Oh sure, it was good that I was home because Sarah hadn’t had time to make her lunch last night before bed (hey, we were busy watching our recording of “This is Us”!) Therefore, I did make her lunch for her before driving her to school. But when I got home, I asked Helen what she wanted for breakfast only to learn she had eaten while I drove Sarah to school. And she said, “Since we braided my hair last night and I made my lunch already last night, and had my bag packed last night, and then I’ve already brushed my teeth, I really don’t have anything to do.”
But then she did something amazing. She made sure Dani had made her lunch last night (it was in the refrigerator) then went upstairs and asked Dani what she wanted for breakfast and came down and got Dani’s breakfast on the table for her — complete with her cup of water to take her medicine she takes with breakfast. Whoa.

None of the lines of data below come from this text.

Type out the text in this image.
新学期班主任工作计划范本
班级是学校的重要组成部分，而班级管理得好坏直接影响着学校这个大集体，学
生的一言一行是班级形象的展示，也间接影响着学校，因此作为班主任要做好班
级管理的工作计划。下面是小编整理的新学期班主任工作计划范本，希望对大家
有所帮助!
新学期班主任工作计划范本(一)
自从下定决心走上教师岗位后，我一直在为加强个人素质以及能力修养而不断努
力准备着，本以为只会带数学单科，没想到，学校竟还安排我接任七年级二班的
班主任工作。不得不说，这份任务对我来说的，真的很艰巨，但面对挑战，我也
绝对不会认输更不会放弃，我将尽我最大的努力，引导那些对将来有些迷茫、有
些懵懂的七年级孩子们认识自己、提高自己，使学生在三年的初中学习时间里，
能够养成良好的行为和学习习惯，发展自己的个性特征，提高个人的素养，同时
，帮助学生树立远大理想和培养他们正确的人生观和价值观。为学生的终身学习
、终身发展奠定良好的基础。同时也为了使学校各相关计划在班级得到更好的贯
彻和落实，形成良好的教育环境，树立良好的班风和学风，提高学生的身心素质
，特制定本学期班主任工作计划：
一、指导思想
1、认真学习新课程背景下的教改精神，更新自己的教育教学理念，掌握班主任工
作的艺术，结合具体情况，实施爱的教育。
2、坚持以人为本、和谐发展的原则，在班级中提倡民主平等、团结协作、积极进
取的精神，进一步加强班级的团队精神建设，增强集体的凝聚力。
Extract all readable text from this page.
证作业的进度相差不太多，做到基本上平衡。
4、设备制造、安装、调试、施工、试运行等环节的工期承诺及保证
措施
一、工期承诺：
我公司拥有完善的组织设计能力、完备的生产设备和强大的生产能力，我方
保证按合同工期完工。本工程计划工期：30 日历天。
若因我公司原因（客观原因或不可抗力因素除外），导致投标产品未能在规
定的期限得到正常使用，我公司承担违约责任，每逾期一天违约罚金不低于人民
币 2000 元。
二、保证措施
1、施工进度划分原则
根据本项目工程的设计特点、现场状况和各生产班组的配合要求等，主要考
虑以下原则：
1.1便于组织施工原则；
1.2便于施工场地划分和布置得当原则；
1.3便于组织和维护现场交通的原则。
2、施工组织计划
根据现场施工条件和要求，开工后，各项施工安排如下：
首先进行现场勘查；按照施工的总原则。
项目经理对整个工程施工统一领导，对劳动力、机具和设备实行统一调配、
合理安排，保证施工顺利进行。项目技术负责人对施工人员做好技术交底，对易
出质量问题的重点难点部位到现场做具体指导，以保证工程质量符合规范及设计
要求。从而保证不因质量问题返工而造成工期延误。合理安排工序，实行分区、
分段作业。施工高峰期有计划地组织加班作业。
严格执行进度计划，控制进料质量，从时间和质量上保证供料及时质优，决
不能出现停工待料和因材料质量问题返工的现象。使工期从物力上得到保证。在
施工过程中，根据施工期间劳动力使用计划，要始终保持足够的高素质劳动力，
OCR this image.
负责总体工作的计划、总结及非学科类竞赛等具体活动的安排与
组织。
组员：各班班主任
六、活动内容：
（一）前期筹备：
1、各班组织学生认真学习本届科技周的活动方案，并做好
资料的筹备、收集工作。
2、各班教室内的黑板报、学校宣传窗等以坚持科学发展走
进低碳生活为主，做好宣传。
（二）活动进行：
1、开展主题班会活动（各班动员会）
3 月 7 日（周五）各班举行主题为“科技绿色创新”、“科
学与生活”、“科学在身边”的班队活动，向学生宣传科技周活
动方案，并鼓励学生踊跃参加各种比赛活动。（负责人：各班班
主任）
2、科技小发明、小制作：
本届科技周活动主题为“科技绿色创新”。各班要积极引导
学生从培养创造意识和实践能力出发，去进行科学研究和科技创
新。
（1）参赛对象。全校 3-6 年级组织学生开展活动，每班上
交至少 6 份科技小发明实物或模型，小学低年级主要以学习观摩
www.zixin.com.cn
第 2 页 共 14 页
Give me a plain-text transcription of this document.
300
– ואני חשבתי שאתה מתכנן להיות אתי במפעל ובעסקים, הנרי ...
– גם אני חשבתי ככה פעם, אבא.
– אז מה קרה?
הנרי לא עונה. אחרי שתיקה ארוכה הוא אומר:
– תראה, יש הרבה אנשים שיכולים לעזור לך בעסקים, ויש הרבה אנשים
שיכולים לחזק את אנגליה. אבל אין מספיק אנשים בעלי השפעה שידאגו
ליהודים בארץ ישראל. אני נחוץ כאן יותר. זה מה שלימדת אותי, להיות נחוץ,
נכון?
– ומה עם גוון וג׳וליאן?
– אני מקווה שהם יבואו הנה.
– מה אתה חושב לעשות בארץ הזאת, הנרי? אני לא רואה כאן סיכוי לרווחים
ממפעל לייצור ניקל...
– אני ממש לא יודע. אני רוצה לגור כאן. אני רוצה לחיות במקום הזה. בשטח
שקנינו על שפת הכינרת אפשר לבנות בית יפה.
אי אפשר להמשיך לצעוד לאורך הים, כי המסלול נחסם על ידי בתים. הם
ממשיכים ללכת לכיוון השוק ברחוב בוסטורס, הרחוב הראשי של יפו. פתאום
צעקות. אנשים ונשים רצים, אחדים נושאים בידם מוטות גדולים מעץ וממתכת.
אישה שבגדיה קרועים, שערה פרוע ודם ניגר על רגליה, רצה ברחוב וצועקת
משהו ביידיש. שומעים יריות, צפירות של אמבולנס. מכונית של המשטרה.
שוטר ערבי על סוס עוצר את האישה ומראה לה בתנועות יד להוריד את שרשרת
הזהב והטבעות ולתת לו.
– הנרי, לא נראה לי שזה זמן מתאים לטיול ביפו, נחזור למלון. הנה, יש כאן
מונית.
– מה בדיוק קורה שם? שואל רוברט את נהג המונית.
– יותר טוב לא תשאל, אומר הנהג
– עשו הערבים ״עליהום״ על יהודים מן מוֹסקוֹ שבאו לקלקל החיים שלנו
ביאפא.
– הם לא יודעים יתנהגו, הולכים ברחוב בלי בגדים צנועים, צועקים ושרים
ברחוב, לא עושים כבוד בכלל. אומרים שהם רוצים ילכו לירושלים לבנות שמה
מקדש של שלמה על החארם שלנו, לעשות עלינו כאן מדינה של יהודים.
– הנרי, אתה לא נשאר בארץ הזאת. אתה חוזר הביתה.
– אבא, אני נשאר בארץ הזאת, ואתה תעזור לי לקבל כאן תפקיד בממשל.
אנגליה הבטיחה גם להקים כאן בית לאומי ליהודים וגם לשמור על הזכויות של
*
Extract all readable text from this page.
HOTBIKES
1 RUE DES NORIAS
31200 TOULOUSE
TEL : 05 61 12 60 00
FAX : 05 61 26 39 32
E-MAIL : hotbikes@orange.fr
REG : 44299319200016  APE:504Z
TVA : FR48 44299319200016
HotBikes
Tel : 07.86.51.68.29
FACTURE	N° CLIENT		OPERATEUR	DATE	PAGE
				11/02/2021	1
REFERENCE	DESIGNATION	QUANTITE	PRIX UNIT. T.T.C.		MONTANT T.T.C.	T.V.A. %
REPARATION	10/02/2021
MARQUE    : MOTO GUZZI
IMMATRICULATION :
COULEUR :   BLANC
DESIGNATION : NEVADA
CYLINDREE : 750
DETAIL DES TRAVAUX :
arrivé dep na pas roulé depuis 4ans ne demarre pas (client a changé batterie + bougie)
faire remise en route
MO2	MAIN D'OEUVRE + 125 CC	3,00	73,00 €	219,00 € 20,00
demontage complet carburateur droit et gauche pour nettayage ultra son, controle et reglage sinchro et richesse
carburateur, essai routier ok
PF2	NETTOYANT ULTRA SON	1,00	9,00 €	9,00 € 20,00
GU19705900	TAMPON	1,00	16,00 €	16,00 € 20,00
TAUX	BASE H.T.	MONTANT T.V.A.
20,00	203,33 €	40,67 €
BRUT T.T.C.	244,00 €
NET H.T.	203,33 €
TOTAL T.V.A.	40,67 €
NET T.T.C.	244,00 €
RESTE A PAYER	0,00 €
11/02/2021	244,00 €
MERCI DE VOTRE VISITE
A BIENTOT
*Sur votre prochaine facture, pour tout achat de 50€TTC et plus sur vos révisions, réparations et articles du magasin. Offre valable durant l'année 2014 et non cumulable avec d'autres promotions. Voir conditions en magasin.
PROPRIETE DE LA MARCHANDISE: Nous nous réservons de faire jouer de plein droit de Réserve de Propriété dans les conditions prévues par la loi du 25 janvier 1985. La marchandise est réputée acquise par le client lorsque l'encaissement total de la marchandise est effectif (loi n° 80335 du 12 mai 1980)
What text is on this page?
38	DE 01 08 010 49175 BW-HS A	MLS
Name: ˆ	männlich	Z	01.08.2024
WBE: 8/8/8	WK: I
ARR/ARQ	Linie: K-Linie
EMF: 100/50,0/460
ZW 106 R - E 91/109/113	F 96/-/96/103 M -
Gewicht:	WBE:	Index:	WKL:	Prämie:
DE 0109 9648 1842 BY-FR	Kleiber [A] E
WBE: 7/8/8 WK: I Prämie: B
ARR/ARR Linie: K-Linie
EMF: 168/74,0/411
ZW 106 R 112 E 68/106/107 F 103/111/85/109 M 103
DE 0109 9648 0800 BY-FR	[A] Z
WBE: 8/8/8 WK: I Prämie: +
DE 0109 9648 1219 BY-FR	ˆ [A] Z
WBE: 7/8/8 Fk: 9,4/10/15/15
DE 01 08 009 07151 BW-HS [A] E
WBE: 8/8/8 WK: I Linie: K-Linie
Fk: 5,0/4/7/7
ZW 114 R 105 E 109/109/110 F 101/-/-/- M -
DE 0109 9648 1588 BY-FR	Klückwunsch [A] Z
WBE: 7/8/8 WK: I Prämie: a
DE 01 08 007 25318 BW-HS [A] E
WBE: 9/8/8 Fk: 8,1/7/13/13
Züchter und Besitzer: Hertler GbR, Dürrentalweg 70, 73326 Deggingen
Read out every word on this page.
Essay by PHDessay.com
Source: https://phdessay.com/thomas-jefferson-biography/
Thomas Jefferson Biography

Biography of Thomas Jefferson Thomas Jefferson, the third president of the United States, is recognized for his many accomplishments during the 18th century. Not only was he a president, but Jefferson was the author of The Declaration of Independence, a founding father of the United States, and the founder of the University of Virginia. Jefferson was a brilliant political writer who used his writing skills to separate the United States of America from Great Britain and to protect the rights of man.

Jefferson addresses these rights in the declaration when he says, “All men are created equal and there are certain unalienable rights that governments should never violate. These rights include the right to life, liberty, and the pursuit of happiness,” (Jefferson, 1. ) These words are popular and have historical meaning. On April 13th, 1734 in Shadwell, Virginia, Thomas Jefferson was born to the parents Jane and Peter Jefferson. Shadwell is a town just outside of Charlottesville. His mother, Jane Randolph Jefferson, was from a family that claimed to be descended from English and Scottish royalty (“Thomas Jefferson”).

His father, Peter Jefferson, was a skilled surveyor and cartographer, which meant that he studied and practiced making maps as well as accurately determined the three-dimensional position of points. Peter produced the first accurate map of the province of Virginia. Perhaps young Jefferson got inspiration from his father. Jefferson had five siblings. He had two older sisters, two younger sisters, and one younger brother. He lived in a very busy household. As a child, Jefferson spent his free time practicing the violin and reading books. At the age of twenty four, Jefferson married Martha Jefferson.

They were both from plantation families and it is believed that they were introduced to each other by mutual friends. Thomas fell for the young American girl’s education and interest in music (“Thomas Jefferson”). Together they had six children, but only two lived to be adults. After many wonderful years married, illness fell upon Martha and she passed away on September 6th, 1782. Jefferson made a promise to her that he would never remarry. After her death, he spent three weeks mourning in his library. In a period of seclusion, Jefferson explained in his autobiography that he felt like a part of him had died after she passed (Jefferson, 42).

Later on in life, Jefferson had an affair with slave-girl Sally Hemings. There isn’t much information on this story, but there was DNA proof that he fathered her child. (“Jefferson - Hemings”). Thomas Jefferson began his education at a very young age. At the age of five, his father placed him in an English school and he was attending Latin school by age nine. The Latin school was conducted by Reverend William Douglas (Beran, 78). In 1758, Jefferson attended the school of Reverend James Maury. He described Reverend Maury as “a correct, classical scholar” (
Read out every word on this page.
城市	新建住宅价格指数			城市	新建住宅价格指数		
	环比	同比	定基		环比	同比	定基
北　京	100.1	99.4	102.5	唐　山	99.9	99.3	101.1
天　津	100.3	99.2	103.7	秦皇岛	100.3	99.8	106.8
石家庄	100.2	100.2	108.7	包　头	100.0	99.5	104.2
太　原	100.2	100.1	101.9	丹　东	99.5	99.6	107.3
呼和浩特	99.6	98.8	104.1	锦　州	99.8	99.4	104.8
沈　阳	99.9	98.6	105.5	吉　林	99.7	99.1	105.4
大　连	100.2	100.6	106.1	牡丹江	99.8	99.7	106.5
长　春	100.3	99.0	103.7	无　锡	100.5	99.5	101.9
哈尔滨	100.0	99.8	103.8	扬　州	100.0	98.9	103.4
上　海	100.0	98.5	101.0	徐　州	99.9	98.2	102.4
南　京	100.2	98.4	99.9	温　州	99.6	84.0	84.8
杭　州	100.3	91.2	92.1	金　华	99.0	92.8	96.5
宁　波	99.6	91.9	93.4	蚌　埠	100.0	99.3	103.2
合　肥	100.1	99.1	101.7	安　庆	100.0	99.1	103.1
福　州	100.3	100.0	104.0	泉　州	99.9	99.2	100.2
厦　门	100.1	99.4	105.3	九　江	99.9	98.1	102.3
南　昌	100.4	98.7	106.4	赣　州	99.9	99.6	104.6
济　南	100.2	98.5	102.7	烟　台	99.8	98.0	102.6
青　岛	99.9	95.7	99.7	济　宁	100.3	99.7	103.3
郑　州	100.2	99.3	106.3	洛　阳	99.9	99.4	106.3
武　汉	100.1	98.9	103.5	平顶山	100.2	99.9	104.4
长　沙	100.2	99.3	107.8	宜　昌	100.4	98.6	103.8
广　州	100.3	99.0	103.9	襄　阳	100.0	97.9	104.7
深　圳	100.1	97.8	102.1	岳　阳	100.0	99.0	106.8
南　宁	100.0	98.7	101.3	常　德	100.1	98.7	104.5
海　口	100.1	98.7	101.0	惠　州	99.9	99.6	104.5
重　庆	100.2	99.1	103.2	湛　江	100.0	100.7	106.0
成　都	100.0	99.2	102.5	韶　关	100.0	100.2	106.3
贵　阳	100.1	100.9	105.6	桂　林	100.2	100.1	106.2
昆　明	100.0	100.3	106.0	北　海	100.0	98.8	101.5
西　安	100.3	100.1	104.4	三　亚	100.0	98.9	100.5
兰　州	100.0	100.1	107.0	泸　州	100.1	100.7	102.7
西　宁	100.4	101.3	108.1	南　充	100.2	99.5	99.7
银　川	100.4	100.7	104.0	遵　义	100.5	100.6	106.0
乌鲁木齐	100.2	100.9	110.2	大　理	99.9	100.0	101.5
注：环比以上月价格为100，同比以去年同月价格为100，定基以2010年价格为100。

I did fix Vincent his breakfast, but when it was time to get lunches together, Craig did that because he “knows how to make Vincent’s lunch.” Both lunches were thrown together (Dominic made his own) in a matter of minutes. I also helped Vincent get dressed because he can be rather pokey and the boys are signed up for Fit Team on Wednesdays, so we needed to get out the door earlier than the days they take the bus.
When I walked back in from dropping the boys off, the girls were heading to the bus stop. And boom…the house was empty of children, so I went and took a walk.
My thoughts on this morning are twofold.
One, I’m glad I got to see how mornings go when I am already at work because I will no longer concern myself with whether they get all their stuff done and out the door to school on time. They seem to have taken our cues on how to prepare and how to care for each other. I think one of the things many work-outside-the-home-moms (WOTHMs) worry about is whether we’ve dropped the ball in preparing our kids for life by not being available to them at every critical time to ensure they succeed. This experience helps me to continue the realization that this preparation for our kids is happening — perhaps EVEN BETTER than it would have been otherwise — even though both of their parents work full-time jobs outside the home (and even on opposite schedules). Homework gets done in the afternoons/evenings, we’re still doing other activities (swim lessons, soccer, cub scouts, after-school activities for middle schoolers, volleyball, etc)
Secondly, wow…my children are growing up and I cannot put into words how much love I felt for all of them as I saw them caring for each other (i.e., Helen preparing breakfast for Dani without even being asked to do so.)
Another little side note I will mention is that I noticed that my kids do not eat breakfast together, but each of them, individually yet quietly, took time to say a blessing before eating without being directed to do so.
I know I haven’t written much lately in the way of support for work-outside-the-home motherhood. Most of that is because over time, the guilt has subsided and the questions have been answered. All those questions I had about whether it was damaging my kids to be somewhere other than their parents’ care for non-school time and whether they would be emotionally ready for life without having a parent attend all their class parties and stuff like that — those questions are not questions anymore.
Being a WOTHM requires different things from everyone in the family. It requires some sacrifice. Yes, even sacrifice from the kids. They sacrifice that extra 100% attention from a parent before and after school. But they gain so much, too. They learn early and often to be prepared on their own. They also learn how to help each other and not rely on mom or dad to help out the sibling. They learn how to keep going and get things done without having a parent picking up behind them and pushing them out the door.
This is not to say that kids of families with a stay-at-home parent don’t also learn these things. Of course they do. They just have different ways of presenting the information and moving forward.
What I’d really like to say to my 35-year-old self who was just coming to the realization that stay-at-home parenthood was never going to be the way for this family is:
“It’s all okay. You’re doing it right for your family and it’s been right all along.”